Machado, da Venezuela, disse que o governo de Maduro não sabia onde ele estava escondido

OSLO, Noruega (AP) – A líder da oposição Maria Corina Machado disse quinta-feira que não acredita que o governo venezuelano soubesse onde ela esteve escondida durante a maior parte deste ano, quando se encontrou com o líder da Noruega um dia depois de a sua filha ter ganho o Prémio Nobel da Paz em seu nome.

Machado chegou a Oslo horas depois da cerimônia de premiação de quarta-feira e fez sua primeira aparição pública em 11 meses na manhã de quinta-feira, levantando-se da varanda de um hotel e acenando para uma emocionada multidão de apoiadores. Ele está escondido desde 9 de janeiro, quando foi detido brevemente após se juntar a apoiadores num protesto em Caracas.

Machado recebeu o Prêmio Nobel da Paz em outubro, depois de lançar o mais sério desafio pacífico em anos ao governo autoritário do presidente venezuelano Nicolás Maduro. Sua filha Ana Corina Sosa recebeu o prêmio em Oslo e disse que Machado “voltará à Venezuela muito em breve”.

Na manhã de quinta-feira, Machado foi recebido na loja pelo primeiro-ministro norueguês, Jonas Gahr, que disse que o seu país estava pronto para apoiar uma Venezuela democrática para “construir novas e melhores instituições”.

Questionado se o governo venezuelano sabia do seu paradeiro desde janeiro, Machado disse aos jornalistas: “Não creio que saibam onde estive e é claro que fizeram de tudo para me impedir de vir para cá”.

O homem de 58 anos não detalhou como veio para a Noruega, mas agradeceu “a todos os homens e mulheres que arriscaram as suas vidas para que eu pudesse estar aqui hoje”.

“Um dia poderei contar, porque é claro que não quero colocá-los em risco neste momento”, acrescentou. “Foi uma experiência e tanto, mas acho que vale a pena estar aqui com vocês para contar ao mundo o que está acontecendo na Venezuela, como noruegueses e como europeus ou de onde quer que vocês venham, porque a Venezuela é importante para o mundo”.

Disse que “decidimos lutar até o fim e a Venezuela será livre” e que, se o governo de Maduro ainda estiver no poder quando ele retornar, “é claro que estarei com meu povo e eles não saberão onde estou.

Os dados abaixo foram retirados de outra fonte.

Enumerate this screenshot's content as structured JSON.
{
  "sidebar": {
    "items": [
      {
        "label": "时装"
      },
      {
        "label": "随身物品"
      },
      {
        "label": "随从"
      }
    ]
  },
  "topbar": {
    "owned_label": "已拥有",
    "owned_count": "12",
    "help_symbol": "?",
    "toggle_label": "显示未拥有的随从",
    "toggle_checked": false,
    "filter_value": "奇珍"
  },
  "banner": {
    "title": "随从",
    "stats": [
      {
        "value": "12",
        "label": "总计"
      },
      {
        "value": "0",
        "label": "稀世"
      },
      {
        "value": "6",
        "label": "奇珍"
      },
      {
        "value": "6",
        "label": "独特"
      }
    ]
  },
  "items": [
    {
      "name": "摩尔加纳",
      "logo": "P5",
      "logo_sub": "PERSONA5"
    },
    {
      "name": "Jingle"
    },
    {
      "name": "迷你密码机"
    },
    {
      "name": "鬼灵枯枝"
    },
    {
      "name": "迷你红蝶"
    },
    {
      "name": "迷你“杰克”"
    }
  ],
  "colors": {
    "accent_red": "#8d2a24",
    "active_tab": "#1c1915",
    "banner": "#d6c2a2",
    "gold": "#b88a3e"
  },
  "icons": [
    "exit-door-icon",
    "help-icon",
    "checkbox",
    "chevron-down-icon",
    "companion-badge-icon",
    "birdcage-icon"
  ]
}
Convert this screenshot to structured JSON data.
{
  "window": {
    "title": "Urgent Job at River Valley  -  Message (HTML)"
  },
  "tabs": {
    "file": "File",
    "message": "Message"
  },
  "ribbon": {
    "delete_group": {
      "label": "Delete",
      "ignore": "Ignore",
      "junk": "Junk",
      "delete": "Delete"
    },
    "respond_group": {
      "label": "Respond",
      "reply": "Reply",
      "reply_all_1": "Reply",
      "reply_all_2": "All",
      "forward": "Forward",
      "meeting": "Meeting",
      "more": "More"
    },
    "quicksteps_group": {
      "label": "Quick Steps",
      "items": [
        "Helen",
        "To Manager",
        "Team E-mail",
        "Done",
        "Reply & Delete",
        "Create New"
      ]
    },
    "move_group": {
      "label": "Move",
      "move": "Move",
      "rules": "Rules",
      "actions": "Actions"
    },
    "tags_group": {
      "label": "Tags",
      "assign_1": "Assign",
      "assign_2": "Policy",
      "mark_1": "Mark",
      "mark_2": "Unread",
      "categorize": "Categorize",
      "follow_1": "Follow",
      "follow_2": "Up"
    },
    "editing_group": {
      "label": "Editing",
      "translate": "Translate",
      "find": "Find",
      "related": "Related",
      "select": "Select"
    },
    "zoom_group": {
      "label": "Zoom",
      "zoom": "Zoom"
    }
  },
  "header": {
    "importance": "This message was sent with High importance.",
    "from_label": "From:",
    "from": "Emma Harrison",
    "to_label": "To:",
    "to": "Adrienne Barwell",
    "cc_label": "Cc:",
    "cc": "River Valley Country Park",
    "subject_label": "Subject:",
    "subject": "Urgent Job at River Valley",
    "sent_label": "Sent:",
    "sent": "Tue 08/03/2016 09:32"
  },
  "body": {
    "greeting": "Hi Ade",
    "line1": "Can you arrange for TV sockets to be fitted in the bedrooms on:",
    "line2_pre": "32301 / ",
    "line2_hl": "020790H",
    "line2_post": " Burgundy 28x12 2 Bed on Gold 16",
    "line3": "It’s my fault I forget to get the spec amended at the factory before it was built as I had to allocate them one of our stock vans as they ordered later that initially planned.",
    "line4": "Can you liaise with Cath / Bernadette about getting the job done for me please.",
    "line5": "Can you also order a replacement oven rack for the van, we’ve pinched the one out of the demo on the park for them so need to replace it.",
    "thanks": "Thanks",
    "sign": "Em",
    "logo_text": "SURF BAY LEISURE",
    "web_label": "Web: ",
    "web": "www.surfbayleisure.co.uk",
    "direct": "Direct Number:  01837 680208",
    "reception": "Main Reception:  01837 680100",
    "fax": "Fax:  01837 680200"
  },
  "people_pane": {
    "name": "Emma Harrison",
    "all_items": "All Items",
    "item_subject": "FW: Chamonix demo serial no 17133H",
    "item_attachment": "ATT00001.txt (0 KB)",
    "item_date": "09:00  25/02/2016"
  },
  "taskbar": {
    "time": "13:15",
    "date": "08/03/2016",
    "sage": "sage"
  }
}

Dados de rastreamento de voo mostram que o avião que Machado voou de Bangor, Maine, para Oslo.

Machado venceu as primárias da oposição e queria desafiar Maduro nas eleições presidenciais do ano passado, mas o governo proibiu-o de concorrer ao cargo. O diplomata aposentado Edmundo Gonzalez tomou seu lugar.

O período que antecedeu as eleições de 28 de julho de 2024 assistiu a uma repressão generalizada, incluindo desqualificações, detenções e violações dos direitos humanos. Aumentou depois que o Conselho Nacional Eleitoral do país, que está repleto de partidários de Maduro, declarou o atual vencedor.